Rationale: 1. Accessibility: pip-installable, no GPU or custom builds needed. 2. 3D keypoints: z-coordinate provides depth useful for grasp classification. 3. Performance: ~30ms inference on CPU, suitable for real-time and batch processing. 4. Active maintenance: Google actively develops MediaPipe; OpenPose's last release was 2020. 5. Handedness detection: Built-in, critical for bilateral grasp studies.
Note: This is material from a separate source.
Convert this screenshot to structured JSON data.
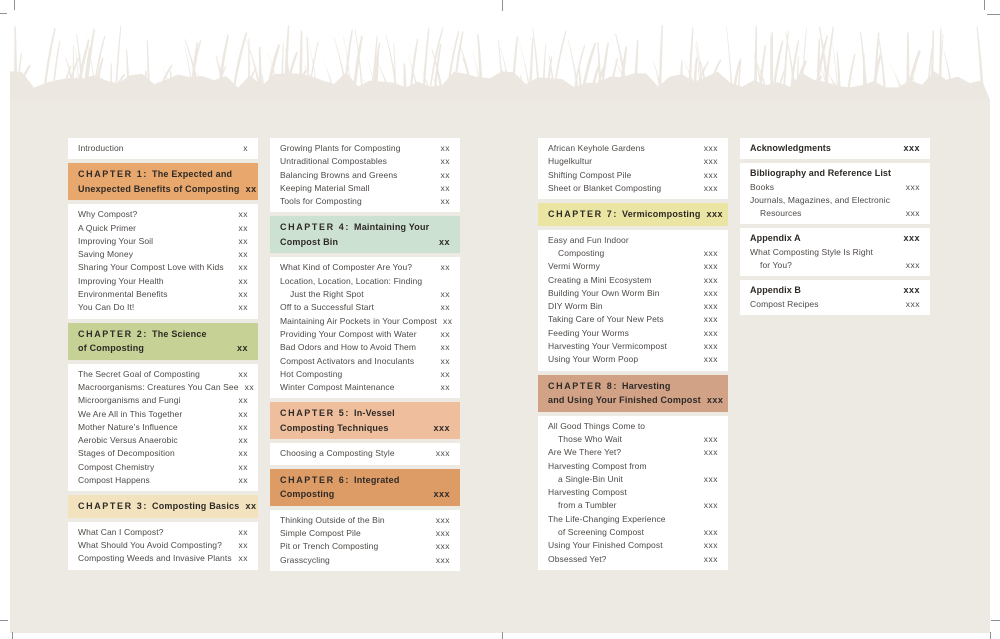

If OpenPose becomes available (e.g., via Docker), the comparison framework is ready:
- normalize_openpose() normalizer is implemented and tested
- Common schema allows apples-to-apples comparison
- Test framework expects both models' metrics
Limitations¶
- No direct OpenPose comparison was performed due to unavailability.
- Synthetic images only — no real hand detection metrics yet (see HAND-004).
- Feature comparison based on documentation, not empirical measurement on our specific dataset.
- MediaPipe's z-coordinate is relative, not absolute depth — may need calibration for grasp classification.
- Occlusion handling was not tested empirically; this is critical for grasps where fingers wrap around objects.
Next Steps¶
- When real dataset is available (HAND-004), re-run MediaPipe comparison with detection metrics.
- If OpenPose is needed, create a Docker image with OpenPose + Python bindings.
- Consider adding MMPose or HRNet as additional comparison candidates if needed.
- Implement grasp classification rules based on normalized landmark positions.